The only early object we have is brief in its reference, but still interesting, and is an 11 December 1888 letter written from the terminus at New Orleans. Unfortunately, the writer’s name is only given as “Mac,” who resided between the Central City and Lower Garden District sections, while the recipient is only known by “Williams,” there being no envelope. What we do know is that both men were attorneys, went to the same law school and belonged to the same fraternity.
The correspondent, after acknowledging that “my conscience has been pricking me for the past week or ten days” for not answering a letter, stated that
There are two routes from here to Los Angeles. The one is by the Southern Pacific, commonly called the Sunset Route; the other is over the Texas and Pacific [which used the SP line from near El Paso westward]. The fare over both is the same; so are the freight charges. The fare is $67.50 . . . Now if I remember rightly, your sleeper from here to Los Angeles will cost you $7.50. To aid you in making a choice I will send on any time tables, maps, circulars, etc., that I can lay my hands on.
Williams was to make his way to the Crescent City and stay with “Mac” for several days before making a decision about whether to go to the City of Angels. Other discussion concerned finding some entertainment for Williams, but with “no dissipation;” the fraternity chapter; and a lawsuit of interest. Most intriguing, however, is that the correspondent added “Patton, one of our boys, says he has some cousins out in California. He will give you letters of introduction to them.”

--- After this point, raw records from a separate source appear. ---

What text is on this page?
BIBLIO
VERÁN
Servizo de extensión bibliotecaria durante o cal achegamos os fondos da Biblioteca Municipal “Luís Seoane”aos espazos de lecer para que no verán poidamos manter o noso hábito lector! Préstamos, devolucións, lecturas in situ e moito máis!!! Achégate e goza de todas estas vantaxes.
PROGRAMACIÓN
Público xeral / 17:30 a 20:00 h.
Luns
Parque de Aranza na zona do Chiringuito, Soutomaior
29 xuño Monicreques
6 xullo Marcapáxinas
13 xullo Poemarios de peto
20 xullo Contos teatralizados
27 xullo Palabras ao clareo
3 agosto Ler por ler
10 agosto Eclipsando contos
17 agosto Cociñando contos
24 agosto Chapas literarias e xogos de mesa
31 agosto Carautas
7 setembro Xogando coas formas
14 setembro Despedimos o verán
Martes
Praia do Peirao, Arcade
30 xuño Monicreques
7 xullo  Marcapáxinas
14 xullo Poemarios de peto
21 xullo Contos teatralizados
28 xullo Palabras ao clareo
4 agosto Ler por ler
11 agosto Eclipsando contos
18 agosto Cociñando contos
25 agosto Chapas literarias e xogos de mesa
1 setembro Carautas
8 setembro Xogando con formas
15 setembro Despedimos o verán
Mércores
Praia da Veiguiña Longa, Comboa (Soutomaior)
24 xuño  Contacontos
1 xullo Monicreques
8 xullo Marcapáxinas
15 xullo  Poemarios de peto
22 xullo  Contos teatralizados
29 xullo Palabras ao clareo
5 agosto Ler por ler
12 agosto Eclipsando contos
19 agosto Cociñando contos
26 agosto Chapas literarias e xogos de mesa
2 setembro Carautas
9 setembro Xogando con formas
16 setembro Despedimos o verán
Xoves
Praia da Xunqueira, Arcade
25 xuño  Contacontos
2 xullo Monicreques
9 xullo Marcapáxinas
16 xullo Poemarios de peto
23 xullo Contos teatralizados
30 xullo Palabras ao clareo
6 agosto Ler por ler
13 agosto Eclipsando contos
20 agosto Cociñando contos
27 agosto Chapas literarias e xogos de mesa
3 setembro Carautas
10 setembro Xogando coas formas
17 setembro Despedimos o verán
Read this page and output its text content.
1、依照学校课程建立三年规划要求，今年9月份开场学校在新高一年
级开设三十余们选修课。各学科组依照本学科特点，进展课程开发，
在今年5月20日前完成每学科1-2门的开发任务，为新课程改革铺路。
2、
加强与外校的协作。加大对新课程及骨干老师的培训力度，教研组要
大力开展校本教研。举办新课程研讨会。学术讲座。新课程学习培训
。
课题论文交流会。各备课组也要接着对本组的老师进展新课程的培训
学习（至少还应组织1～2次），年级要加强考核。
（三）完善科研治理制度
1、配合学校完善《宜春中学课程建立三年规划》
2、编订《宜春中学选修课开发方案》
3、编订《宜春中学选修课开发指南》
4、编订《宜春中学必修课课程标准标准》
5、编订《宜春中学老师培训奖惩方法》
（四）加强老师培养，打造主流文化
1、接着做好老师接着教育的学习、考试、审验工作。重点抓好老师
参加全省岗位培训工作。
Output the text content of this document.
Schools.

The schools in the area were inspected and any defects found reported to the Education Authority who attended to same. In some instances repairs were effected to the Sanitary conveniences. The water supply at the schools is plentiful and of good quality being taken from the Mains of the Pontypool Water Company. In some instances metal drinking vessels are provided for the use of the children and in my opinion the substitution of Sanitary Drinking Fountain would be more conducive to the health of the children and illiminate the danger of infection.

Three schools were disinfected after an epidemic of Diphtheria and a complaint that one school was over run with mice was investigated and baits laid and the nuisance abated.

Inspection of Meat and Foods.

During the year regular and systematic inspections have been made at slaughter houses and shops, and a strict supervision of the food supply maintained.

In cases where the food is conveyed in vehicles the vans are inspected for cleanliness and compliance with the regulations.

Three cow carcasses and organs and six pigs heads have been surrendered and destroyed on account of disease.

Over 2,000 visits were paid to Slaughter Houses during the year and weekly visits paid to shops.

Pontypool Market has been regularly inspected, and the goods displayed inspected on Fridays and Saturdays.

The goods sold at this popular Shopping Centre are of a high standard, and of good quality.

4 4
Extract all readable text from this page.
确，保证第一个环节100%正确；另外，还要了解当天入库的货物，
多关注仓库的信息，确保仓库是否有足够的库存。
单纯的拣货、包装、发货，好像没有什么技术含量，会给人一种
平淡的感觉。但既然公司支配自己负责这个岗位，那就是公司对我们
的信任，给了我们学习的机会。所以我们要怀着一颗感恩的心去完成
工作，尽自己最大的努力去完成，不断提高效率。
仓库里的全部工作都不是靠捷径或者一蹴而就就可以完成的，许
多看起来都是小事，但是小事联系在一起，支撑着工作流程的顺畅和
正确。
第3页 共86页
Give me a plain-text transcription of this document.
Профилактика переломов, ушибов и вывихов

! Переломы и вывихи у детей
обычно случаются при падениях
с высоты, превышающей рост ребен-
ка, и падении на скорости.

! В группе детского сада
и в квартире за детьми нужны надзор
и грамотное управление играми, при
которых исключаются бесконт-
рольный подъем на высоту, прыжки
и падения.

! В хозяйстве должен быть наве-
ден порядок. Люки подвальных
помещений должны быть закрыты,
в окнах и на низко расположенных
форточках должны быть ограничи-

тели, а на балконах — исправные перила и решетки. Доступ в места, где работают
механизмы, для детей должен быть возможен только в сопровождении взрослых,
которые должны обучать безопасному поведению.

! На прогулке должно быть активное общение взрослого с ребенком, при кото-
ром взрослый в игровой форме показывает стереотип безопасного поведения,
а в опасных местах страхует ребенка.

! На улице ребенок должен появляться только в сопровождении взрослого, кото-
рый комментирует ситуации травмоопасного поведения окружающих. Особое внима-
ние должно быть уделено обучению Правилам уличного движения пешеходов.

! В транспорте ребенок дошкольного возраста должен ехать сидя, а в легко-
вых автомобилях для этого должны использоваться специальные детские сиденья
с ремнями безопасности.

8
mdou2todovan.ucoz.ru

Those cousins, it may be presumed, included George S. Patton (1856-1927,) a native of Charleston, West Virginia whose father was a colonel in the Confederate Army during the Civil War and was killed in battle in September 1864. After the end of the conflict, Patton’s mother, Susan, took her four children, including George, to Los Angeles to join her brother, attorney Andrew Glassell, a founder of the city of Orange and namesake of the Glassell Park neighborhood of the Angel City. George S. Patton became a lawyer in 1880 and served briefly as Los Angeles County District Attorney in 1887 before resigning because of health issues.
In 1884, he married Ruth Wilson, daughter of Benjamin D. Wilson, who came to the region with the Rowland and Workman expedition of 1841, and the couple, who had a daughter Anne and son George, Jr.—the famed World War II general—were neighbors and friends with Henry E. Huntington, who was a Southern Pacific executive working for his uncle Collis, the railroad’s president, before being cut loose in a takeover and moving to Los Angeles. Huntington’s real estate empire included Patton as one of his most trusted advisors and executives.
Whether Williams chose to go to Los Angeles (and take up the offer to be introduced to George S. Patton, Sr.) or decided against it, the letter is still interesting for its reference to the Sunset Route as our region was at the end of the major boom that was largely defined by railroad improvements.